The riding habit, was first introduced in the 17th century. They were tailored by men in the manner of men’s dress: a fitted jacket worn over a long skirt, often worn with a masculine hat. Samuel Pepys, ever helpful with observations of his time, wrote in 1666 of seeing the Queen’s ladies of honor “dressed in their riding garbs, with coats and doublets and deep skirts, just for all the world like men, and buttoned their doublets up to the breast, with periwigs and with hats; so that, only for a long petticoat dragging under the men’s coats, nobody could take them for women in any point whatever — which was an odd sight, and a sight which did not please me.” – Candice Hern
In the 18th and through most of the 19th centuries, women’s riding habits were generally made by tailors and constructed like men’s wear. They were usually buttoned left over right, like a man’s coat. Other women’s fashions were made by dress makers and mantua makers. Masculine touches onwomen’s riding habits included mariner’s cuffs and fabrics and trims as seen on naval uniforms. These riding habits were functional, but in the late 1700s they became fashionable dress as well, and were worn for informal day wear for traveling, visiting, or walking.
The materials worn for riding from the mid-seventeenth to the early twentieth centuries were easily distinguished from the silks, muslins, and velvets of fashionable evening dress. Equestrian activities required sturdy and often weatherproof fabrics such as woolen broadcloth, camlet (a silk and wool or hair mixture), melton wool, and gabardine for colder weather and linen or cotton twill for summer or the tropics.

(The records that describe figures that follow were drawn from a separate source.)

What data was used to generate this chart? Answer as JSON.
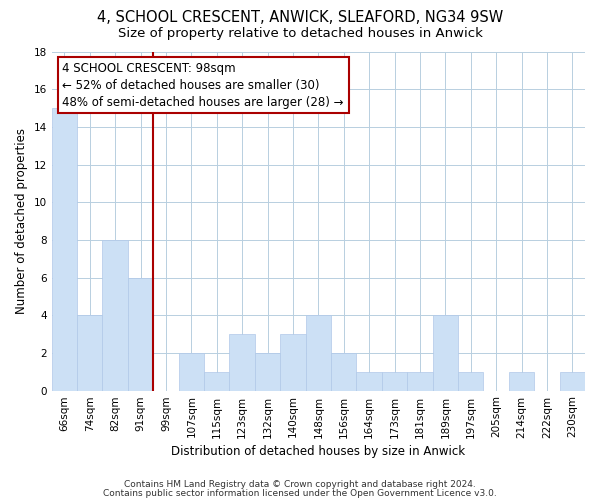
{
  "title": "4, SCHOOL CRESCENT, ANWICK, SLEAFORD, NG34 9SW",
  "subtitle": "Size of property relative to detached houses in Anwick",
  "xlabel": "Distribution of detached houses by size in Anwick",
  "ylabel": "Number of detached properties",
  "bins": [
    "66sqm",
    "74sqm",
    "82sqm",
    "91sqm",
    "99sqm",
    "107sqm",
    "115sqm",
    "123sqm",
    "132sqm",
    "140sqm",
    "148sqm",
    "156sqm",
    "164sqm",
    "173sqm",
    "181sqm",
    "189sqm",
    "197sqm",
    "205sqm",
    "214sqm",
    "222sqm",
    "230sqm"
  ],
  "values": [
    15,
    4,
    8,
    6,
    0,
    2,
    1,
    3,
    2,
    3,
    4,
    2,
    1,
    1,
    1,
    4,
    1,
    0,
    1,
    0,
    1
  ],
  "bar_color": "#cce0f5",
  "bar_edge_color": "#b0c8e8",
  "vline_x": 3.5,
  "vline_color": "#aa0000",
  "annotation_text": "4 SCHOOL CRESCENT: 98sqm\n← 52% of detached houses are smaller (30)\n48% of semi-detached houses are larger (28) →",
  "annotation_box_edge_color": "#aa0000",
  "annotation_box_face_color": "#ffffff",
  "ylim": [
    0,
    18
  ],
  "yticks": [
    0,
    2,
    4,
    6,
    8,
    10,
    12,
    14,
    16,
    18
  ],
  "footer_line1": "Contains HM Land Registry data © Crown copyright and database right 2024.",
  "footer_line2": "Contains public sector information licensed under the Open Government Licence v3.0.",
  "bg_color": "#ffffff",
  "grid_color": "#b8cfe0",
  "title_fontsize": 10.5,
  "subtitle_fontsize": 9.5,
  "axis_label_fontsize": 8.5,
  "tick_fontsize": 7.5,
  "annotation_fontsize": 8.5,
  "footer_fontsize": 6.5
}
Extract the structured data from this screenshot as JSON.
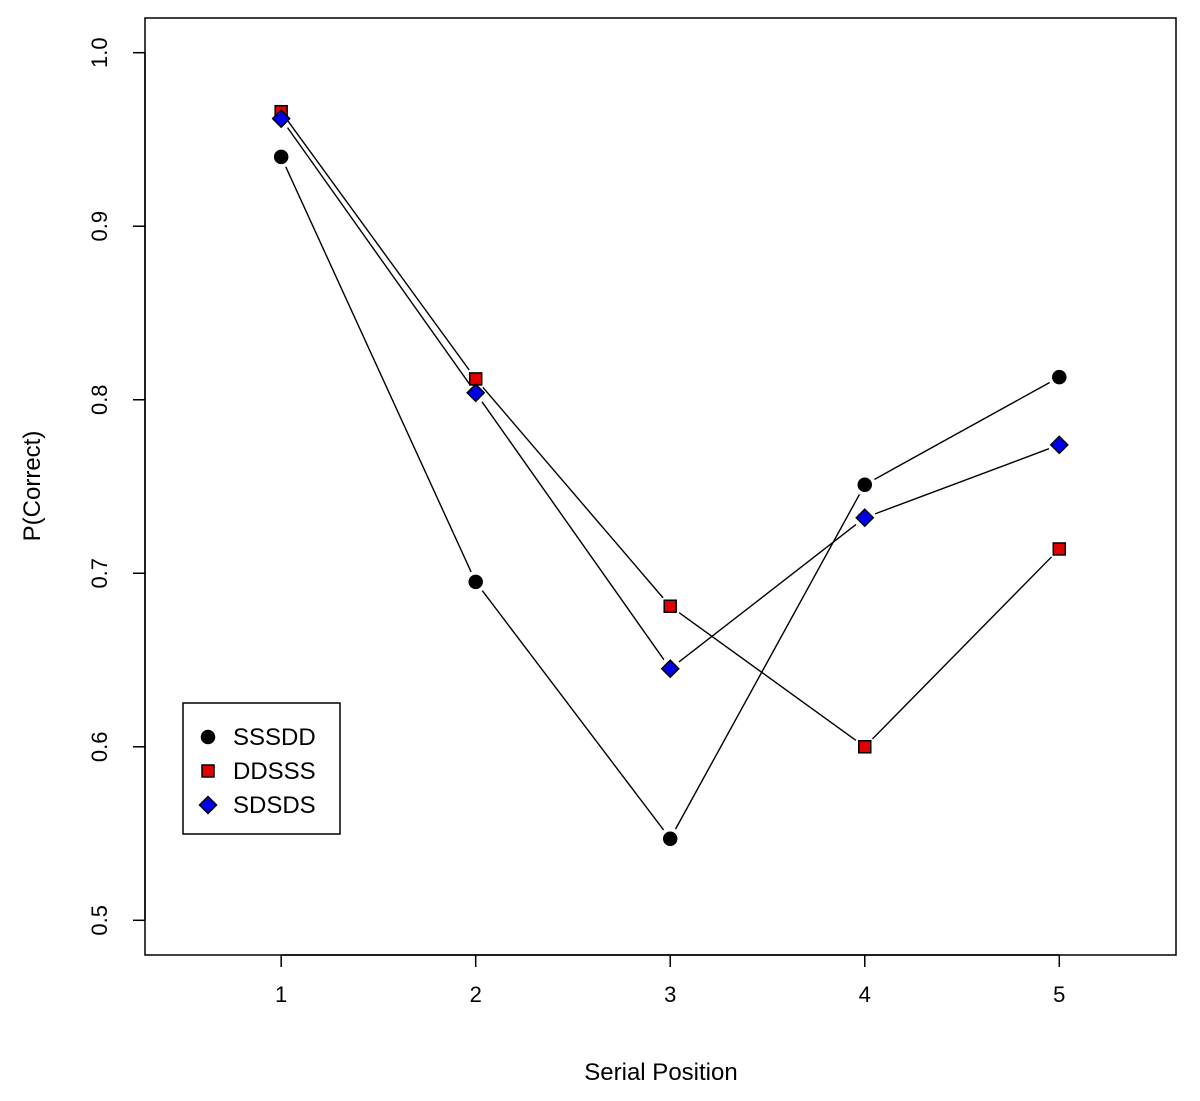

In the eighteenth and early nineteenth centuries, habits were frequently adorned with gold, silver, or later woolen braiding, often imitating the frog-ging on Hussar or other military uniforms. – Equestrian costume
The appearance of a lady on horseback in a fashionable London riding-habit, and tricked out in the newest guise with patches, is amusingly described by Steele. The lady is supposed to be riding through the town of Kettering in Northamptonshire, in the month of July, 1724. ” Yesterday astrange and surprising creature was seen to pass through our town on horseback. It had the face of a young woman, stuck full of patches ; a perriwig which hung down to its waist; a hat cock’d with the smartness of a young officer; a huge bunch of ribbons fastened behind its left shoulder; a shirt laid in large pleights on the breasts and tied close at the neck and wrists, which, with a vest of white satteen, trimmed with black, had much the resemblance of a shroud.
Our whole town was soon alarmed with this strange appearance, and various are still the opinions what it really was. The old people, who were the most couragious generally, went pretty near to it with their spectacles on to view it more distinctly; the younger sort kept it at an awful distance. Some were of opinion that it was a highwayman in disguise, and accordingly were for seizing it; others took it for a nun; but by a certain arch leer it had with its eyes I dare engage it had not a bit of nun’s flesh about it. However, by its pale complexion and shroud-like dress, most of my neighbours at last concluded it to be a ghost, and so took to their heels, and left me (who am no great believer in these things) almost alone with it in the road. I had now an opportunity, during the time it was drinking a glass of Rhenish wine and sugar at the Saracen’s Head Inn, to survey it well, and thereupon concluding it to be an Hermaphrodite, I enquired of the man who seemed to have the keeping of it, if he intended to show it in our town, and at what inn? For you must know, Sir, that I have a mighty curiosity to see one of those creatures all over. But the man with an angry countenance told me: That what I took for an Hermaphrodite was only a young lady, and that the sort of dress she was in was commonly worn for a riding-habit by the ladies of fashion at London. But as neither I nor my neighbours can believe it possible for folks upon no ill design to disguise themselves in such a manner… – A history of English dress from the Saxon period to the present day, Volume 2 (Google eBook)R. Bentley, 1893
Women’s riding outfits, known as ‘riding habits’, of the 18th century adapted elements of men’s dress. This jacket of the 1750s is styled after a man’s coat, although it has been modified with a waist seam to fit over stays and a wide petticoat. A narrow straight collar attached at the back neck and buttoning in front added protection on chilly rides. The fine tailoring and plain aspect of this jacket is typical of 18th century women’s riding habits. – Victoria & Albert Museum.